I am new to combinatorial group theory and have a question regarding Tietze transformations. Say I have a group G, finitely presented by $\langle X | R \rangle$, and a sequence of (finitely many) Tietze transformations ending in $\langle X' | R' \rangle$, which in turn finitely presents a group $G'$. Further, say I want to translate a word $w$ (written in $X$ and its inverses) from $\langle X | R \rangle$ to an equivalent word $w'$ in $\langle X' |R' \rangle$ (i. e. a word $w'$ denoting the same group element in $G'$ as $w$ denoted in $G$, where $G \cong G'$).
Since Tietze transformations in general produce isomorphisms, would I just need to know the mapping of the generators of $X$ to the generators of $X'$ in order to aquire an equivalent word (i. e. one of many representations of the equivalent group element in $G'$ written in $X'$ and its inverses)? How would I need to account for a discrepancy in the numbers of generators in both presentations, in order to translate $w$ correctly?
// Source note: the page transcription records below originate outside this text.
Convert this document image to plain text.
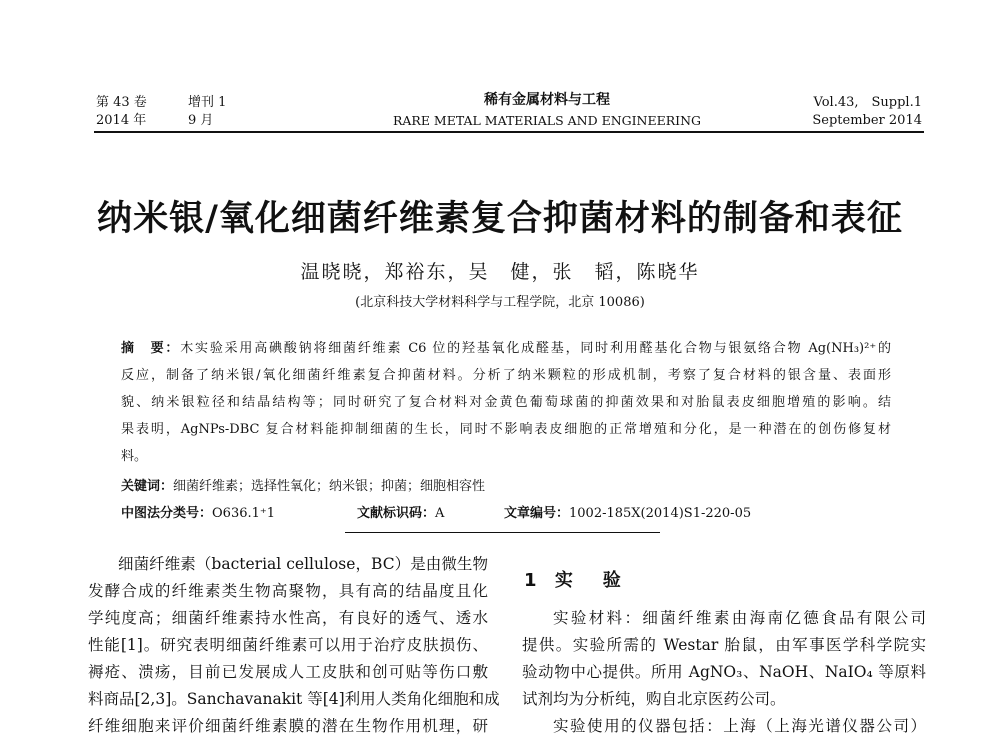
第 43 卷	增刊 1
2014 年	9 月
稀有金属材料与工程
RARE METAL MATERIALS AND ENGINEERING
Vol.43,　Suppl.1
September 2014
纳米银/氧化细菌纤维素复合抑菌材料的制备和表征
温晓晓，郑裕东，吴　健，张　韬，陈晓华
(北京科技大学材料科学与工程学院，北京 10086)
摘　要：木实验采用高碘酸钠将细菌纤维素 C6 位的羟基氧化成醛基，同时利用醛基化合物与银氨络合物 Ag(NH₃)²⁺的
反应，制备了纳米银/氧化细菌纤维素复合抑菌材料。分析了纳米颗粒的形成机制，考察了复合材料的银含量、表面形
貌、纳米银粒径和结晶结构等；同时研究了复合材料对金黄色葡萄球菌的抑菌效果和对胎鼠表皮细胞增殖的影响。结
果表明，AgNPs-DBC 复合材料能抑制细菌的生长，同时不影响表皮细胞的正常增殖和分化，是一种潜在的创伤修复材
料。
关键词：细菌纤维素；选择性氧化；纳米银；抑菌；细胞相容性
中图法分类号：O636.1⁺1	文献标识码：A	文章编号：1002-185X(2014)S1-220-05
细菌纤维素（bacterial cellulose，BC）是由微生物
发酵合成的纤维素类生物高聚物，具有高的结晶度且化
学纯度高；细菌纤维素持水性高，有良好的透气、透水
性能[1]。研究表明细菌纤维素可以用于治疗皮肤损伤、
褥疮、溃疡，目前已发展成人工皮肤和创可贴等伤口敷
料商品[2,3]。Sanchavanakit 等[4]利用人类角化细胞和成
纤维细胞来评价细菌纤维素膜的潜在生物作用机理，研
1 实　验
实验材料：细菌纤维素由海南亿德食品有限公司
提供。实验所需的 Westar 胎鼠，由军事医学科学院实
验动物中心提供。所用 AgNO₃、NaOH、NaIO₄ 等原料
试剂均为分析纯，购自北京医药公司。
实验使用的仪器包括：上海（上海光谱仪器公司）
Or to break down my question into single Tietze steps:
- When adding a new generator $y$, say to $X = \{ x_1, x_2, ... , x_n \}$ what do I map to the new generator $y$? As I understand, $y$ can be written in the generators $x_1, x_2, ..., x_n$ (or their inverses). Would it be necessary to map the preimage of y to y in order to translate the word $w$? I would assume it only being necessary, if the letter $y$ itself is to be part of the translation, since $y$ itself can be written in $x_1, x_2, ..., x_n$ (or their inverses)?
- When cancelling a generator, say $y$ (assuming there exists the relevant relator, say $ys^-1$, in $R$ to do so), I would need to map $y$ to $s$ ($s$ being written in $x_1, x_2, ...$ or their inverses). So I would need a map from all $x_i$ to $x_i$ as well as from $y$ to $s$.
- When adjusting only $R$ with a Tietze transformation the normal closure stays the same. So I would assume there is no mapping necessary for a translation of $w$ .
My question being, is my understanding correct, or am I missing something (or several things)?